Girl Rising: Changing the World One Girl at a Time
Girl Rising, a book by Professional Writing professor, Tanya Lee Stone, inspires readers to get involved in their own communities, and gives them ideas for ways to make the world a better place for girls.
Nearly 98 million girls around the world do not have access to education. Whether their barriers to school are geographic, financial, or cultural, these girls will make on average half as much money as their educated counterparts, are more likely to get married before they turn 18, and have a higher risk of contracting HIV, among many other life-changing consequences.
Since 2012, the United Nations have coordinated the International Day of the Girl on October 11 to focus attention on “the need to address the challenges girls face and to promote girls’ empowerment and the fulfillment of their human rights” (United Nations).
Award-winning author and Professional Writing professor at Champlain College, Tanya Lee Stone, first saw Girl Rising: Changing the World One Girl at a Time in 2013, when the documentary was first released. When she stepped out of the Roxy Theater in Burlington after the showing, Stone knew she needed to write.
She collaborated with the producers of the Girl Rising documentary to compile her book of the same name. The filmmakers provided her with hours of raw interview footage with girls from all around the world sharing their experiences, or lack thereof, with education. In total, she featured the stories of 25 girls, delving into difficult topics such as human trafficking, child marriage, and gender discrimination.
It’s sometimes really easy for us to think, oh this happens to other people in other places, but really the single most powerful tool that we have to creating a functional and more healthy world, is to educate girls.
Tanya Lee Stone
Over the course of her career, Stone has written more than 100 books, many of which focus on telling underrepresented stories from marginalized groups. Almost Astronauts, winner of the 2009 Robert F. Sibert Medal, tells the story of 13 women fighting discrimination to be the first women astronauts in 1961. Courage Has No Color, winner of the 2013 NAACP Image Award, shares the stories of the 555th Parachute Infantry Battalion—the first Black U.S. paratroopers. Who Says Women Can’t Be Doctors, listed in NPR’s Best Books of 2013, is a picture book biography of Elizabeth Blackwell, the first woman doctor in the United States.

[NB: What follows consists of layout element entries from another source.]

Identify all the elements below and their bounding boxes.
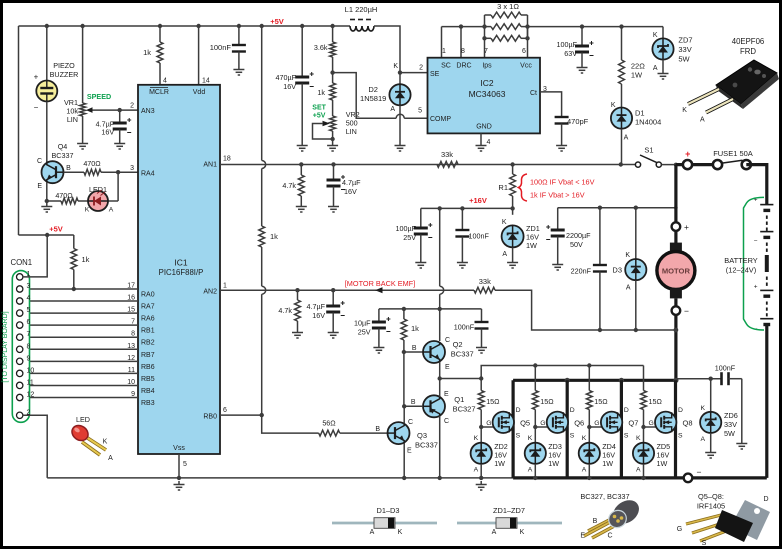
svg-text:(12–24V): (12–24V)	[726, 266, 756, 275]
wire piezo to Q4 collector	[46, 102, 48, 164]
svg-text:16V: 16V	[283, 82, 296, 91]
CON1 pin 10	[17, 370, 23, 376]
wire +16V to Q2 collector	[439, 208, 441, 286]
svg-text:−: −	[754, 238, 758, 245]
junction rail/RB0 pullup	[260, 24, 264, 28]
svg-text:Q5–Q8:: Q5–Q8:	[698, 492, 724, 501]
svg-text:4: 4	[27, 295, 31, 302]
junction ZD5/bus	[641, 476, 645, 480]
resistor 4.7k (AN2)	[295, 300, 301, 321]
resistor 1k (RA0 pullup)	[71, 249, 77, 270]
svg-text:3: 3	[27, 283, 31, 290]
capacitor 470uF 16V	[295, 77, 309, 83]
capacitor 4.7uF 16V (AN3)	[113, 123, 127, 129]
svg-text:COMP: COMP	[430, 116, 451, 123]
wire hop over D2 anode	[396, 114, 404, 118]
svg-text:A: A	[626, 285, 631, 292]
junction DRC	[459, 24, 463, 28]
wire CON1 to RB2	[23, 336, 138, 338]
junction ZD4/bus	[587, 476, 591, 480]
svg-text:22Ω: 22Ω	[631, 62, 645, 71]
svg-text:1: 1	[223, 283, 227, 290]
svg-text:Q5: Q5	[520, 419, 530, 428]
svg-text:A: A	[636, 467, 641, 474]
ground 100nF Vdd	[233, 66, 244, 75]
svg-text:4: 4	[487, 139, 491, 146]
transistor Q8 IRF1405	[655, 412, 676, 433]
wire driver supply row	[379, 308, 482, 310]
ground 10uF	[373, 344, 384, 353]
svg-text:RB0: RB0	[203, 413, 217, 420]
svg-text:S1: S1	[644, 146, 653, 155]
svg-text:A: A	[108, 455, 113, 462]
svg-text:PIEZO: PIEZO	[53, 61, 75, 70]
junction rail/22R	[619, 24, 623, 28]
junction gate bus	[479, 376, 483, 380]
wire Vdd stub	[198, 26, 200, 85]
svg-text:2200µF: 2200µF	[566, 231, 591, 240]
wire +5V to CON1/1k	[19, 234, 74, 236]
CON1 pin 8	[17, 346, 23, 352]
svg-text:K: K	[636, 435, 641, 442]
svg-text:C: C	[37, 158, 42, 165]
zener ZD1 16V 1W	[502, 225, 524, 247]
svg-text:3 x 1Ω: 3 x 1Ω	[497, 2, 519, 11]
svg-text:2: 2	[419, 65, 423, 72]
wire left +5V drop	[18, 26, 20, 235]
svg-text:A: A	[700, 436, 705, 443]
svg-text:Q7: Q7	[628, 419, 638, 428]
svg-text:3.6k: 3.6k	[314, 43, 328, 52]
ground VR1	[77, 140, 88, 149]
zener ZD2 16V 1W	[471, 443, 492, 464]
wire 4.7uF top	[119, 110, 121, 123]
svg-text:G: G	[594, 420, 599, 427]
transistor Q4 BC337	[42, 161, 64, 183]
svg-text:K: K	[653, 32, 658, 39]
wire gate to Q5	[481, 426, 494, 428]
resistor 1k (divider)	[330, 83, 336, 100]
junction gate Q6	[533, 425, 537, 429]
junction D1/S1	[619, 162, 623, 166]
svg-text:PIC16F88I/P: PIC16F88I/P	[159, 268, 204, 277]
ground Q4 emitter	[41, 203, 52, 212]
svg-text:16V: 16V	[101, 128, 114, 137]
wire Q3 E down	[403, 443, 405, 478]
wire motor - down	[674, 315, 677, 380]
resistor 1R b	[491, 24, 521, 30]
junction R1/ZD1/+16V	[510, 206, 514, 210]
wire Q1 base	[404, 405, 422, 407]
wire VR2 wiper loop	[313, 124, 333, 140]
junction rail/VR1	[80, 24, 84, 28]
svg-text:LIN: LIN	[346, 127, 357, 136]
svg-text:B: B	[593, 518, 598, 525]
resistor 1k (driver)	[401, 319, 407, 340]
wire CON1 to RB6	[23, 360, 138, 362]
svg-text:K: K	[520, 529, 525, 536]
svg-text:−: −	[684, 306, 689, 316]
junction ZD3/bus	[533, 476, 537, 480]
svg-text:−: −	[34, 103, 39, 112]
svg-text:A: A	[624, 135, 629, 142]
svg-text:AN3: AN3	[141, 108, 155, 115]
wire D2 anode to ground	[399, 105, 401, 142]
svg-text:BUZZER: BUZZER	[50, 70, 79, 79]
svg-text:100µF: 100µF	[556, 40, 577, 49]
svg-text:10: 10	[27, 367, 35, 374]
LED LED1	[88, 190, 108, 211]
svg-text:+: +	[34, 73, 39, 82]
svg-text:[TO DISPLAY BOARD]: [TO DISPLAY BOARD]	[2, 311, 9, 382]
svg-text:4.7k: 4.7k	[282, 181, 296, 190]
svg-text:RB2: RB2	[141, 340, 155, 347]
ground MOSFET bank	[476, 481, 487, 490]
wire CON1 to RB1	[23, 324, 138, 326]
svg-text:16V: 16V	[312, 311, 325, 320]
svg-text:100nF: 100nF	[210, 43, 232, 52]
label R1 value brace	[519, 174, 528, 201]
wire VR1 top	[82, 26, 84, 103]
svg-text:S: S	[624, 433, 629, 440]
transistor Q5 IRF1405	[493, 412, 514, 433]
svg-text:G: G	[486, 420, 491, 427]
svg-text:A: A	[492, 529, 497, 536]
svg-text:100Ω IF Vbat < 16V: 100Ω IF Vbat < 16V	[530, 178, 595, 187]
junction RB0/pullup	[260, 413, 264, 417]
wire LED1 anode branch	[117, 172, 119, 201]
svg-text:33V: 33V	[678, 45, 691, 54]
inductor L1	[350, 20, 374, 32]
svg-text:B: B	[66, 165, 71, 172]
svg-text:5W: 5W	[724, 429, 735, 438]
svg-text:+: +	[684, 222, 689, 232]
svg-text:MOTOR: MOTOR	[662, 267, 691, 276]
svg-text:2: 2	[130, 103, 134, 110]
svg-text:C: C	[607, 533, 612, 540]
ground 100nF driver	[476, 344, 487, 353]
wire piezo top	[46, 26, 48, 81]
svg-text:C: C	[444, 418, 449, 425]
wire hop over AN1	[262, 161, 266, 169]
svg-text:E: E	[37, 183, 42, 190]
svg-text:DRC: DRC	[456, 63, 471, 70]
CON1 pin 7	[17, 334, 23, 340]
wire D-S Q6	[566, 380, 569, 478]
svg-text:470pF: 470pF	[567, 117, 589, 126]
svg-text:K: K	[582, 435, 587, 442]
wire 100nF top	[238, 26, 240, 45]
resistor 15R (Q8 gate)	[641, 391, 647, 410]
svg-text:LED1: LED1	[89, 185, 107, 194]
resistor 56R	[319, 430, 340, 436]
svg-text:25V: 25V	[403, 233, 416, 242]
svg-text:B: B	[412, 345, 417, 352]
wire snubber to ground	[741, 379, 743, 440]
svg-text:AN2: AN2	[203, 289, 217, 296]
connector CON1	[12, 271, 29, 423]
svg-text:Q4: Q4	[58, 142, 68, 151]
wire gate to Q7	[589, 426, 603, 428]
resistor 1R c	[491, 35, 521, 41]
wire Ct to 470pF	[540, 92, 562, 117]
svg-text:R1: R1	[498, 183, 508, 192]
wire CON1 to RA0	[23, 288, 138, 290]
capacitor 4.7uF 16V (AN1)	[327, 180, 341, 186]
ground 100nF +16V	[457, 259, 468, 268]
svg-text:FUSE1 50A: FUSE1 50A	[713, 149, 753, 158]
fuse FUSE1 50A	[676, 163, 718, 166]
junction 4.7uF AN2	[331, 288, 335, 292]
wire motor+ rail	[558, 207, 676, 209]
svg-text:D: D	[763, 496, 768, 503]
wire ZD1 cathode	[512, 208, 514, 214]
motor M1	[670, 243, 682, 253]
resistor 4.7k (AN1)	[298, 175, 304, 196]
wire D-S Q8	[674, 380, 677, 478]
capacitor 100nF (snubber)	[722, 372, 729, 385]
motor - terminal	[672, 306, 681, 315]
wire D-S Q5	[511, 380, 514, 478]
ground 100uF 63V	[577, 64, 588, 73]
piezo buzzer	[36, 81, 57, 102]
wire fuse to battery +	[746, 165, 767, 198]
wire CON1 to RA6	[23, 312, 138, 314]
svg-text:6: 6	[522, 48, 526, 55]
svg-text:SET: SET	[312, 105, 326, 112]
svg-text:Vss: Vss	[173, 445, 185, 452]
wire 3.6k top	[332, 26, 334, 42]
svg-text:16V: 16V	[344, 187, 357, 196]
wire L1 to switch node	[374, 26, 400, 73]
capacitor 2200uF 50V	[551, 230, 565, 236]
svg-text:470Ω: 470Ω	[55, 191, 73, 200]
CON1 pin 3	[17, 286, 23, 292]
wire IC2 GND stub	[480, 133, 482, 142]
wire DRC pin stub	[460, 27, 462, 58]
resistor R1	[510, 174, 516, 196]
svg-text:SC: SC	[441, 63, 451, 70]
svg-text:50V: 50V	[570, 240, 583, 249]
svg-text:ZD7: ZD7	[678, 36, 692, 45]
junction ZD2/bus	[479, 476, 483, 480]
CON1 pin 1	[17, 274, 23, 280]
wire D-S Q7	[620, 380, 623, 478]
wire hop over AN2	[262, 286, 266, 294]
junction divider tap	[330, 70, 334, 74]
svg-text:6: 6	[27, 319, 31, 326]
svg-text:BC327, BC337: BC327, BC337	[580, 492, 629, 501]
svg-text:LED: LED	[76, 415, 90, 424]
svg-text:+: +	[685, 149, 690, 159]
svg-text:1k: 1k	[317, 88, 325, 97]
ground ZD7	[658, 70, 669, 79]
svg-text:D1: D1	[635, 109, 645, 118]
svg-text:Q1: Q1	[454, 395, 464, 404]
wire 15R Q5 top	[480, 379, 482, 391]
svg-text:1k: 1k	[270, 232, 278, 241]
wire Q2 E down	[439, 362, 441, 379]
junction Q2 C row	[438, 307, 442, 311]
wire VR1 bottom	[82, 116, 84, 140]
wire CON1 pin1 to +5V	[23, 235, 47, 277]
svg-text:4.7µF: 4.7µF	[342, 178, 361, 187]
transistor Q7 IRF1405	[601, 412, 622, 433]
capacitor 100nF (+16V)	[455, 230, 469, 237]
resistor 22R 1W	[619, 60, 625, 84]
wire D3 cathode	[635, 208, 637, 259]
svg-text:56Ω: 56Ω	[322, 419, 336, 428]
svg-text:K: K	[682, 107, 687, 114]
junction VR2 wiper/bottom	[330, 137, 334, 141]
svg-text:−: −	[697, 467, 702, 477]
CON1 pin 11	[17, 382, 23, 388]
svg-text:1k: 1k	[82, 255, 90, 264]
wire gate to Q8	[644, 426, 658, 428]
svg-text:CON1: CON1	[10, 258, 32, 267]
svg-text:S: S	[570, 433, 575, 440]
svg-text:[MOTOR BACK EMF]: [MOTOR BACK EMF]	[345, 279, 415, 288]
battery - terminal	[684, 474, 693, 483]
wire Q4 emitter down	[46, 182, 48, 201]
junction 1k/RA0	[72, 287, 76, 291]
ground 4.7uF AN3	[114, 140, 125, 149]
svg-text:D: D	[678, 407, 683, 414]
wire 100nF Q2 top	[481, 309, 483, 322]
svg-text:BATTERY: BATTERY	[724, 256, 757, 265]
svg-text:E: E	[444, 391, 449, 398]
wire 100uF25V top	[420, 208, 422, 228]
legend D1-D3 pictorial	[332, 522, 437, 525]
svg-text:K: K	[502, 219, 507, 226]
capacitor 4.7uF 16V (AN2)	[326, 306, 340, 312]
junction drain Q7	[619, 378, 624, 383]
junction Q1 C/bus	[438, 476, 442, 480]
back-emf arrow	[375, 287, 383, 293]
svg-text:MC34063: MC34063	[469, 89, 506, 99]
svg-text:4.7k: 4.7k	[278, 306, 292, 315]
capacitor 100nF (Vdd)	[232, 45, 246, 52]
svg-text:K: K	[700, 405, 705, 412]
resistor 470ohm (Q4 base)	[84, 169, 101, 175]
wire +5V top rail	[19, 25, 351, 27]
svg-text:7: 7	[27, 331, 31, 338]
svg-text:RB1: RB1	[141, 328, 155, 335]
svg-text:RA0: RA0	[141, 292, 155, 299]
junction 4.7k AN1	[299, 162, 303, 166]
junction 4.7uF AN1	[331, 162, 335, 166]
svg-text:IC2: IC2	[480, 78, 494, 88]
svg-text:MCLR: MCLR	[149, 89, 169, 96]
wire Q4 E to 470ohm	[47, 200, 61, 202]
junction gate Q5	[479, 425, 483, 429]
CON1 pin 6	[17, 322, 23, 328]
resistor 1R a	[491, 12, 521, 18]
ground ZD1	[507, 259, 518, 268]
CON1 pin 2	[17, 412, 23, 418]
svg-text:A: A	[528, 467, 533, 474]
svg-text:5: 5	[183, 461, 187, 468]
wire RA4 to 470ohm	[103, 171, 138, 173]
junction R1 top	[510, 162, 514, 166]
junction 220nF bottom	[598, 328, 602, 332]
svg-text:14: 14	[202, 78, 210, 85]
svg-text:A: A	[474, 467, 479, 474]
legend TO-92 pictorial	[584, 495, 643, 538]
svg-text:ZD6: ZD6	[724, 411, 738, 420]
junction rail/MCLR 1k	[158, 24, 162, 28]
junction gate Q6	[533, 363, 537, 367]
svg-text:470Ω: 470Ω	[83, 159, 101, 168]
junction Q3 E/bus	[402, 476, 406, 480]
svg-text:1k IF Vbat > 16V: 1k IF Vbat > 16V	[530, 191, 585, 200]
svg-text:15Ω: 15Ω	[594, 397, 608, 406]
wire 1R left stub	[484, 15, 486, 38]
potentiometer VR2 500 LIN	[330, 116, 336, 131]
svg-text:63V: 63V	[564, 49, 577, 58]
wire RB0 pullup lower	[261, 294, 263, 415]
wire 220nF top	[599, 208, 601, 265]
svg-text:3: 3	[130, 165, 134, 172]
wire CON1 to RB7	[23, 348, 138, 350]
wire to Q2 C	[439, 294, 441, 341]
battery BATTERY 12-24V	[765, 198, 768, 205]
svg-text:D: D	[570, 407, 575, 414]
svg-text:D2: D2	[368, 85, 378, 94]
wire switch to motor +	[674, 165, 677, 223]
junction rail/piezo	[45, 24, 49, 28]
svg-text:8: 8	[461, 48, 465, 55]
wire snubber row	[676, 378, 722, 380]
wire RB0 to 56R	[262, 415, 319, 433]
svg-text:1: 1	[442, 48, 446, 55]
wire Q3 C up	[403, 406, 405, 423]
ground 100uF 25V	[415, 259, 426, 268]
svg-text:D1–D3: D1–D3	[376, 506, 399, 515]
svg-text:RA4: RA4	[141, 171, 155, 178]
svg-text:RB6: RB6	[141, 364, 155, 371]
VR1 wiper arrow	[90, 109, 139, 111]
svg-text:B: B	[411, 399, 416, 406]
ground ZD6	[705, 449, 716, 458]
junction motor+/vertical	[674, 206, 678, 210]
wire 15R Q7 top	[588, 366, 590, 391]
ground IC2	[476, 142, 487, 151]
wire ZD7 cathode	[662, 27, 664, 39]
svg-text:E: E	[580, 533, 585, 540]
junction gate Q8	[641, 425, 645, 429]
svg-text:4.7µF: 4.7µF	[306, 302, 325, 311]
svg-text:1W: 1W	[526, 241, 537, 250]
junction drain Q8	[673, 378, 678, 383]
switch S1	[635, 162, 640, 167]
svg-text:BC327: BC327	[453, 405, 476, 414]
junction S1/thick corner	[674, 163, 678, 167]
resistor 470ohm (LED1)	[61, 198, 78, 204]
svg-text:220nF: 220nF	[571, 267, 592, 276]
svg-text:L1 220µH: L1 220µH	[345, 5, 378, 14]
zener ZD4 16V 1W	[579, 443, 600, 464]
svg-text:5: 5	[418, 108, 422, 115]
svg-text:5: 5	[27, 307, 31, 314]
svg-text:BC337: BC337	[52, 151, 74, 160]
resistor 15R (Q5 gate)	[478, 391, 484, 410]
svg-text:15Ω: 15Ω	[649, 397, 663, 406]
junction ZD6 top	[709, 377, 713, 381]
svg-text:FRD: FRD	[740, 47, 756, 56]
capacitor 220nF	[593, 265, 607, 272]
zener ZD3 16V 1W	[525, 443, 546, 464]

Girl Rising: Changing the World One Girl at a Time earned praise from Glamour (“Powerful…We love this book.”) and The Washington Post, and is featured along with I Am Malala and Half the Sky in the reading guide for Girls Opportunity Alliance, the Obama Foundation’s branch focused on girls education. Filled with stunning full-color photos and riveting stories, Girl Rising inspires readers to get involved in their own communities, giving them ideas for ways to make a difference in someone else’s life and make the world a better place for girls—and consequently for everyone else. After all, Stone asserts that, “Educating girls is our single most powerful tool to change the world.”
Tanya Lee Stone is a professor and advisor in the Champlain College Division of Communication & Creative Media. She has published more than 100 books, and her narrative nonfiction book, Girl Rising, is now available in paperback from Random House Children’s Books at your local bookstore.